Among validated targets describing the migraine disease in the attack-free period, EGR1 (early growth response gene 1) was enlisted, which can regulate multiple aspects of synaptic plasticity [119] [120]. Several validated targets line up as regulators and participants of the immune system and inflammatory pathways, like NFKBIA (NFKB inhibitor alpha) and IER3 (early response 3) [121, 122]. TNFAIP6 (TNF Alpha Induced Protein 6) might be a potential miRNA target with anti-inflammatory properties [59]. NR4A2 (Nuclear Receptor Subfamily 4 Group A Member 2), through the regulation of various signals, inhibits the expression of proinflammatory mediators and plays a neuroprotective role [63]. EGR3 (Early Growth Response 3) is essential for controlling inflammation and antigen-induced immune cell proliferation [123]; it suppresses SOCS1, SOCS3 (cytokine signalling-1 and 3), regulating cytokine or hormone signalling. The enzyme encoded by the SAT1 (Spermidine/Spermine N1-Acetyltransferase 1) gene catalyses the acetylation of spermidine and spermine, thus mediating polyamine metabolism. This data underlines our previous findings [11], where we described alterations in spermin and spermidine metabolites in migraineurs plasma samples. The role of oxidative stress and mitochondrial dysfunction in migraine susceptibility and headache generation has also been demonstrated in our recent work [11]. Sgk (serum- and glucocorticoid-inducible protein kinase) [124] and SOD (superoxide dismutase) [125] increased in the interictal samples when compared to controls, underlining the importance of these pathways.
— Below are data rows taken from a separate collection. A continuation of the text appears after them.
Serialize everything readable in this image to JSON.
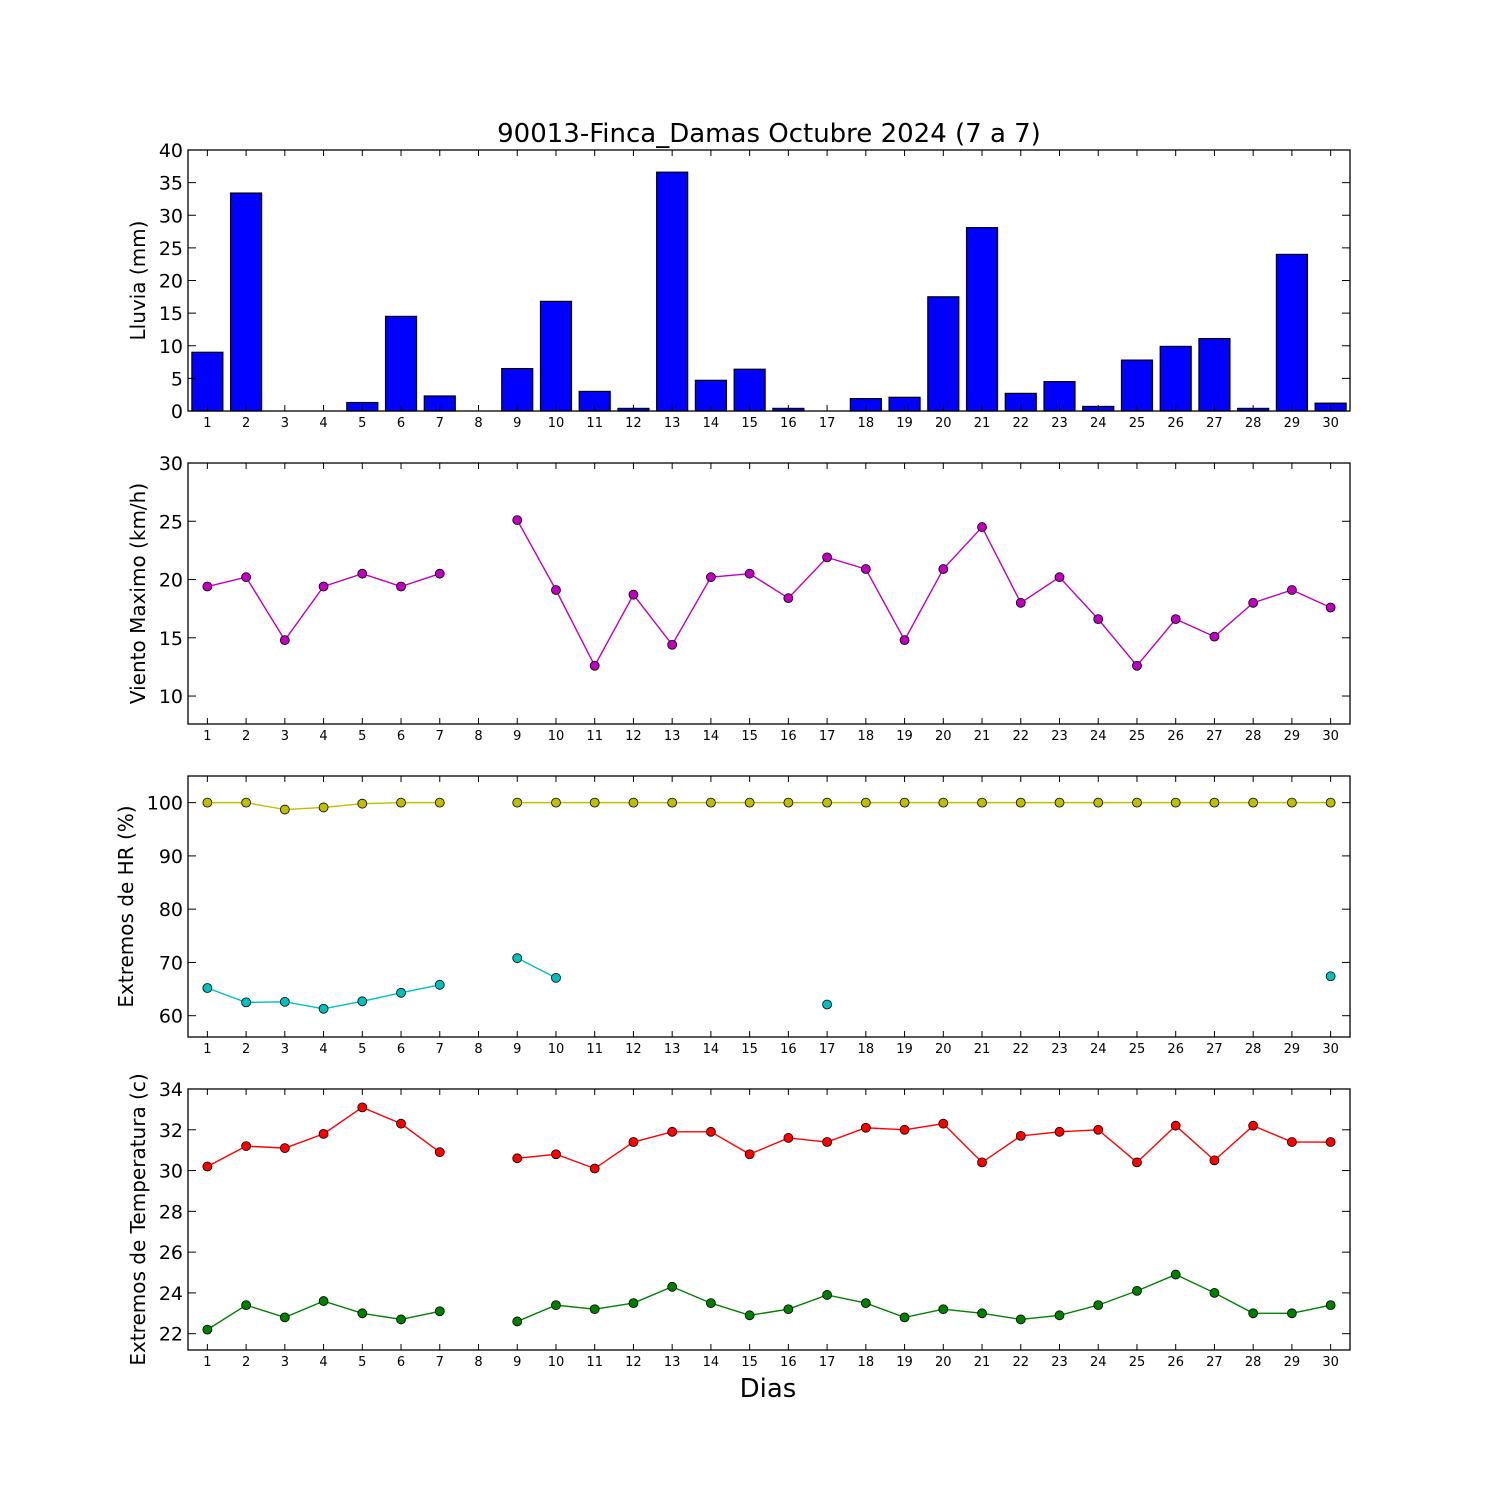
{
  "title": "90013-Finca_Damas Octubre 2024  (7 a 7)",
  "xlabel": "Dias",
  "chart_data": [
    {
      "type": "bar",
      "ylabel": "Lluvia (mm)",
      "ylim": [
        0,
        40
      ],
      "yticks": [
        0,
        5,
        10,
        15,
        20,
        25,
        30,
        35,
        40
      ],
      "categories": [
        1,
        2,
        3,
        4,
        5,
        6,
        7,
        8,
        9,
        10,
        11,
        12,
        13,
        14,
        15,
        16,
        17,
        18,
        19,
        20,
        21,
        22,
        23,
        24,
        25,
        26,
        27,
        28,
        29,
        30
      ],
      "values": [
        9.0,
        33.4,
        0.0,
        0.0,
        1.3,
        14.5,
        2.3,
        0.0,
        6.5,
        16.8,
        3.0,
        0.4,
        36.6,
        4.7,
        6.4,
        0.4,
        0.0,
        1.9,
        2.1,
        17.5,
        28.1,
        2.7,
        4.5,
        0.7,
        7.8,
        9.9,
        11.1,
        0.4,
        24.0,
        1.2
      ],
      "color": "#0000ff"
    },
    {
      "type": "line",
      "ylabel": "Viento Maximo (km/h)",
      "ylim": [
        7.6,
        30
      ],
      "yticks": [
        10,
        15,
        20,
        25,
        30
      ],
      "x": [
        1,
        2,
        3,
        4,
        5,
        6,
        7,
        8,
        9,
        10,
        11,
        12,
        13,
        14,
        15,
        16,
        17,
        18,
        19,
        20,
        21,
        22,
        23,
        24,
        25,
        26,
        27,
        28,
        29,
        30
      ],
      "series": [
        {
          "color": "#bf00bf",
          "values": [
            19.4,
            20.2,
            14.8,
            19.4,
            20.5,
            19.4,
            20.5,
            null,
            25.1,
            19.1,
            12.6,
            18.7,
            14.4,
            20.2,
            20.5,
            18.4,
            21.9,
            20.9,
            14.8,
            20.9,
            24.5,
            18.0,
            20.2,
            16.6,
            12.6,
            16.6,
            15.1,
            18.0,
            19.1,
            17.6
          ]
        }
      ]
    },
    {
      "type": "line",
      "ylabel": "Extremos de HR (%)",
      "ylim": [
        56,
        105
      ],
      "yticks": [
        60,
        70,
        80,
        90,
        100
      ],
      "x": [
        1,
        2,
        3,
        4,
        5,
        6,
        7,
        8,
        9,
        10,
        11,
        12,
        13,
        14,
        15,
        16,
        17,
        18,
        19,
        20,
        21,
        22,
        23,
        24,
        25,
        26,
        27,
        28,
        29,
        30
      ],
      "series": [
        {
          "color": "#bfbf00",
          "values": [
            100,
            100,
            98.7,
            99.1,
            99.8,
            100,
            100,
            null,
            100,
            100,
            100,
            100,
            100,
            100,
            100,
            100,
            100,
            100,
            100,
            100,
            100,
            100,
            100,
            100,
            100,
            100,
            100,
            100,
            100,
            100
          ]
        },
        {
          "color": "#00bfbf",
          "values": [
            65.2,
            62.5,
            62.6,
            61.3,
            62.7,
            64.3,
            65.8,
            null,
            70.8,
            67.1,
            null,
            null,
            null,
            null,
            null,
            null,
            62.1,
            null,
            null,
            null,
            null,
            null,
            null,
            null,
            null,
            null,
            null,
            null,
            null,
            67.4
          ]
        }
      ]
    },
    {
      "type": "line",
      "ylabel": "Extremos de Temperatura (c)",
      "ylim": [
        21.2,
        34
      ],
      "yticks": [
        22,
        24,
        26,
        28,
        30,
        32,
        34
      ],
      "x": [
        1,
        2,
        3,
        4,
        5,
        6,
        7,
        8,
        9,
        10,
        11,
        12,
        13,
        14,
        15,
        16,
        17,
        18,
        19,
        20,
        21,
        22,
        23,
        24,
        25,
        26,
        27,
        28,
        29,
        30
      ],
      "series": [
        {
          "color": "#ff0000",
          "values": [
            30.2,
            31.2,
            31.1,
            31.8,
            33.1,
            32.3,
            30.9,
            null,
            30.6,
            30.8,
            30.1,
            31.4,
            31.9,
            31.9,
            30.8,
            31.6,
            31.4,
            32.1,
            32.0,
            32.3,
            30.4,
            31.7,
            31.9,
            32.0,
            30.4,
            32.2,
            30.5,
            32.2,
            31.4,
            31.4
          ]
        },
        {
          "color": "#008000",
          "values": [
            22.2,
            23.4,
            22.8,
            23.6,
            23.0,
            22.7,
            23.1,
            null,
            22.6,
            23.4,
            23.2,
            23.5,
            24.3,
            23.5,
            22.9,
            23.2,
            23.9,
            23.5,
            22.8,
            23.2,
            23.0,
            22.7,
            22.9,
            23.4,
            24.1,
            24.9,
            24.0,
            23.0,
            23.0,
            23.4
          ]
        }
      ]
    }
  ]
}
In addition, the ictal vs interictal comparison enlisted downregulation of the transmembrane signalling enzyme NOX5 (NADPH oxidase 5) [119].

We provide here the first miRNA profile of migraineurs in headache-free periods and during attacks compared to healthy controls suggesting potential disease- and pain-specific pathophysiological mechanisms. Predicted mRNA targets of differentially expressed miRNAs confirmed and validated by the transcriptomics analysis reveal the involvement of inflammatory and immune mechanisms, cytokine and chemokine signalling, and oxidative stress.